Le plus souvent, les rêveurs deviennent lucides lorsqu’ils se interrogent sur les bizarreries des contenus oniriques et ils arrivent à une conclusion explicative que c’est un rêve. Bien que pour la plupart des gens le rêve lucide reste une expérience d’exception, selon l’affirmation de Léon d’Hervey d’il y a plus d’un siècle, elle a une capacité qui peut être acquise par la pratique.

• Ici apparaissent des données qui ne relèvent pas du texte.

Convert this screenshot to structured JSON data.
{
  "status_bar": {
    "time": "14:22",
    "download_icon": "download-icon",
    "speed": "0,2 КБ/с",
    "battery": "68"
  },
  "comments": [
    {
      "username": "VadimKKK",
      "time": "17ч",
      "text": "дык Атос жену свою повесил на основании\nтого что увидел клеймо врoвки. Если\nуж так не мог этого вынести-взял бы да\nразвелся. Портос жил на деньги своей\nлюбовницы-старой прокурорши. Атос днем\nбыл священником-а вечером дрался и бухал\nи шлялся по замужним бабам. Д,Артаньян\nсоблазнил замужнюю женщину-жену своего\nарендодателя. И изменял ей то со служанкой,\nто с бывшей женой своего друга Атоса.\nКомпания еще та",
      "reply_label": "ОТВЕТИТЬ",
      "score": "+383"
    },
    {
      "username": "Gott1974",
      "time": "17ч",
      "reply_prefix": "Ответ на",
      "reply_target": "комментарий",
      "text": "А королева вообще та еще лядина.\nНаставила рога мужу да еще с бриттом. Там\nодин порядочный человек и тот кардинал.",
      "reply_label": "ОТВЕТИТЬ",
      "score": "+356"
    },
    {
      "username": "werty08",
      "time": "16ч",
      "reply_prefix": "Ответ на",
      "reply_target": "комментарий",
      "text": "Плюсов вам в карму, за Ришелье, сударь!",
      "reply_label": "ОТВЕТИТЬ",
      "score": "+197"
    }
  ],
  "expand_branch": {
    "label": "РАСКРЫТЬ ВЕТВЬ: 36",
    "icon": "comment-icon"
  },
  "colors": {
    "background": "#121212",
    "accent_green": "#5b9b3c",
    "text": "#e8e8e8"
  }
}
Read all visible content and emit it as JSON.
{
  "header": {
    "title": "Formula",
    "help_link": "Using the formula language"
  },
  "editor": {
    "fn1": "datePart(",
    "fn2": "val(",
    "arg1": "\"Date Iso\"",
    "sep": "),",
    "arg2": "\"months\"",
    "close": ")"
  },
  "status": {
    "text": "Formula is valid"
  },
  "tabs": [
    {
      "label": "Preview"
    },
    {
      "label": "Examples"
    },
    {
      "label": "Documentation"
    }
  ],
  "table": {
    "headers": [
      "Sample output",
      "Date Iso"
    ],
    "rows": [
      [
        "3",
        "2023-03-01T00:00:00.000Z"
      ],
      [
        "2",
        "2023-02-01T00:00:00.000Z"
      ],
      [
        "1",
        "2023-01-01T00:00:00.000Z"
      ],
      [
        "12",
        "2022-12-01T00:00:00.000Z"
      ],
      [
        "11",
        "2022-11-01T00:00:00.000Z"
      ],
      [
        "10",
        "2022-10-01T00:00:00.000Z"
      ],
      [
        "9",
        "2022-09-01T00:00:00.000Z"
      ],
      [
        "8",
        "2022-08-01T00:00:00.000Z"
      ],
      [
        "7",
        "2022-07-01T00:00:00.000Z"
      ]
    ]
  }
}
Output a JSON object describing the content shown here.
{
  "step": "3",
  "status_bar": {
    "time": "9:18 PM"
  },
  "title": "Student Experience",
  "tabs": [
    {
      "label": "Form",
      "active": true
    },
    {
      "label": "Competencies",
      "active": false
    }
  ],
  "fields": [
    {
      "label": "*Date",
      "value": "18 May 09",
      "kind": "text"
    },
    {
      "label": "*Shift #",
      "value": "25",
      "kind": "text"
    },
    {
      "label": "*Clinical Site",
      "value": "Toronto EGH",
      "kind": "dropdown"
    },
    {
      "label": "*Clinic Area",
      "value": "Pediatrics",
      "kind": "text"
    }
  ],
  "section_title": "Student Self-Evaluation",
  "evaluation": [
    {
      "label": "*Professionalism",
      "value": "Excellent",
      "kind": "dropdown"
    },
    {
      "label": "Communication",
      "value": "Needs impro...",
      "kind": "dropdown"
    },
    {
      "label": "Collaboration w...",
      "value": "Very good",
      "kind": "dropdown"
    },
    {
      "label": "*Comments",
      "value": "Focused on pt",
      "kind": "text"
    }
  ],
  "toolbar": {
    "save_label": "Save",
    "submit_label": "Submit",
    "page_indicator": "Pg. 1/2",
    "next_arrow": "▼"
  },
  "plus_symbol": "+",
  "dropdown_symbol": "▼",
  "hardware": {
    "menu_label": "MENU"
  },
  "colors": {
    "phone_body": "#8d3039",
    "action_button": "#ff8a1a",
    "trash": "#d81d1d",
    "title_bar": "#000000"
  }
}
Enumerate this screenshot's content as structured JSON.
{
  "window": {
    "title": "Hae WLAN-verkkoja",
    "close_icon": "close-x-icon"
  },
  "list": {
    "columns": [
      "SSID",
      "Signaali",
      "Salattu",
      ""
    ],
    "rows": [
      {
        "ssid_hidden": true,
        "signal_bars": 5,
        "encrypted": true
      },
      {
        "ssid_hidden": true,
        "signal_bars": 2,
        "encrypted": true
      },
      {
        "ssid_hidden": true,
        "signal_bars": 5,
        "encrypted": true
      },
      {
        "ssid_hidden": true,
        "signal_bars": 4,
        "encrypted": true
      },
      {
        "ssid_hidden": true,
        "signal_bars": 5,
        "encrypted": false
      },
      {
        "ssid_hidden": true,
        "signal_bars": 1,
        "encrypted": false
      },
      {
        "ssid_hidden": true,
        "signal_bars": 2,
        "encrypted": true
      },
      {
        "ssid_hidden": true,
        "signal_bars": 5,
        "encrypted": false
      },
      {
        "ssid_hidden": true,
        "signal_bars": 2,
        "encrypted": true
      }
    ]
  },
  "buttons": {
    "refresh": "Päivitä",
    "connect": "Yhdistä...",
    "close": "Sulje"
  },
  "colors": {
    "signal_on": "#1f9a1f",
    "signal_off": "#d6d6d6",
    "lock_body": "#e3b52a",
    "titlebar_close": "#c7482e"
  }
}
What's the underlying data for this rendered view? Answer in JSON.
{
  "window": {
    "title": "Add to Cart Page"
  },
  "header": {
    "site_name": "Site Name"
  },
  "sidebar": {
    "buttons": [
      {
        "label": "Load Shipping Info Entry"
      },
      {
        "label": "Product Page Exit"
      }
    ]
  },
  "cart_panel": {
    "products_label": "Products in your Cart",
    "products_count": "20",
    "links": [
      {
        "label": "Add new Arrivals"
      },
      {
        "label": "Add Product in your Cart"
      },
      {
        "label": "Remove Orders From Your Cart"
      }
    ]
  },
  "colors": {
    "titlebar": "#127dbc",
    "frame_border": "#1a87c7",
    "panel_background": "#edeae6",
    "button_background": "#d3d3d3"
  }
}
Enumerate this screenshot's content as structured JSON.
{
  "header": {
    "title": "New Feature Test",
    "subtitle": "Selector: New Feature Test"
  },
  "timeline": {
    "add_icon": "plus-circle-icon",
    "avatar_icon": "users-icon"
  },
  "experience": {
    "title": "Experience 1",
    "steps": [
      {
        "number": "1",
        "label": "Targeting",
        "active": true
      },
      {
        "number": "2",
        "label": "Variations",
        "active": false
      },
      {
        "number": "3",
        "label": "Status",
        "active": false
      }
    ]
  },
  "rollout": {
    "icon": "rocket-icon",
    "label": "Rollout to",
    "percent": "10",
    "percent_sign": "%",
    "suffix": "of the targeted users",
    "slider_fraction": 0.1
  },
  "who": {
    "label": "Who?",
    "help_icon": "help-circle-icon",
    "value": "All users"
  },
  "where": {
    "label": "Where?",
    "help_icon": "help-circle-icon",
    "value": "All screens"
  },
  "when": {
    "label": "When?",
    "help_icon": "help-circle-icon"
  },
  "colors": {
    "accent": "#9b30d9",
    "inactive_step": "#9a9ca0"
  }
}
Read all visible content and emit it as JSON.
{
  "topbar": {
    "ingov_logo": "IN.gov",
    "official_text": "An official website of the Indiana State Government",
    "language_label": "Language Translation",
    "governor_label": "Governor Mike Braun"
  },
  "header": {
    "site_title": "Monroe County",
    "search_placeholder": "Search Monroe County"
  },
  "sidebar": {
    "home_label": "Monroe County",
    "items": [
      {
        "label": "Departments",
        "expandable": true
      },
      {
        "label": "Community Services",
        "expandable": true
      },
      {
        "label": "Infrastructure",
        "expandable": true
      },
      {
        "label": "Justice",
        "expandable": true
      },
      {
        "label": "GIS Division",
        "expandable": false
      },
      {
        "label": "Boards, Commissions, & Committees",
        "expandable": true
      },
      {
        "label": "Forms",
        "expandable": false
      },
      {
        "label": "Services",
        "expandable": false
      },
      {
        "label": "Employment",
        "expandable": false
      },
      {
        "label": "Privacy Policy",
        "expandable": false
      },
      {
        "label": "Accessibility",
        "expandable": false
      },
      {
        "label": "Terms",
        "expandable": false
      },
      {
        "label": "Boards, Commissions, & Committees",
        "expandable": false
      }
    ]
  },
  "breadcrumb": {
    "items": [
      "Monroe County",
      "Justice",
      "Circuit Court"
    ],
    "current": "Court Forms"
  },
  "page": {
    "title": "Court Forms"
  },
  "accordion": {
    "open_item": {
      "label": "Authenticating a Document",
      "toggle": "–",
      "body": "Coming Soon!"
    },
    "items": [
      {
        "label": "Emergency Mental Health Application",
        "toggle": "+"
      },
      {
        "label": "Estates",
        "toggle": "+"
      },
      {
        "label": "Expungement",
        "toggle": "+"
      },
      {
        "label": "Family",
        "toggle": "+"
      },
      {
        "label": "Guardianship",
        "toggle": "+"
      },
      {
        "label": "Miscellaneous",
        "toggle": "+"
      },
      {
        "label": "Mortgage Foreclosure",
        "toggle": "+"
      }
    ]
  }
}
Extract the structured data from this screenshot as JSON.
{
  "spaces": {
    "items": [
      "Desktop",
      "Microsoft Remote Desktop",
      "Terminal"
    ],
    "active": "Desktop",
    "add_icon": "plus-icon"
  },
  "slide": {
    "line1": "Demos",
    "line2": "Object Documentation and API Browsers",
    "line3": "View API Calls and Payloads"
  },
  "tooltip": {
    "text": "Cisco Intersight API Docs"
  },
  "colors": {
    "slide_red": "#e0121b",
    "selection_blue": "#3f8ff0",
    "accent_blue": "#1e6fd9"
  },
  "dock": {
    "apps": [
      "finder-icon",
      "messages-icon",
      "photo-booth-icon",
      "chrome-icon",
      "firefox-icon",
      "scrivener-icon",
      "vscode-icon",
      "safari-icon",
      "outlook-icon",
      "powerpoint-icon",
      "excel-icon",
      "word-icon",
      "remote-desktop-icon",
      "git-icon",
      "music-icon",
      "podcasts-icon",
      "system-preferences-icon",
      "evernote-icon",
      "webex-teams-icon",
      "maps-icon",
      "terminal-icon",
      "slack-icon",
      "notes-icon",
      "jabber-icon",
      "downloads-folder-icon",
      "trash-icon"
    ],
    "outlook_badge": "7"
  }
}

Malgré les témoignages de certaines personnalités renommées comme Aristote, Descartes, Van Eeden et d’Hervey de Saint-Denys, le sujet des rêves lucides a été longtemps regardé avec scepticisme. A la fin des années 70, l’étude des rêves lucides a pris un nouvel essor, grâce à la découverte d’une nouvelle technique, basée sur les signaux transmis par des mouvements oculaires, qui permettait la communication avec des personnes se trouvant en état de sommeil conscient. Cette méthode a été découverte indépendamment des chercheurs américains, de Stanford (Stephen LaBerge) et anglais (Keith Hearne). Ils ont commencé à partir des recherches antérieures réalisées par William Dement et H. P. Roffwarg, qui avaient démontré que les directions des mouvements oculaires enregistrés pendant le sommeil paradoxale coïncidaient parfois aux orientations du regard dans le rêve, décrites antérieurement par les sujets.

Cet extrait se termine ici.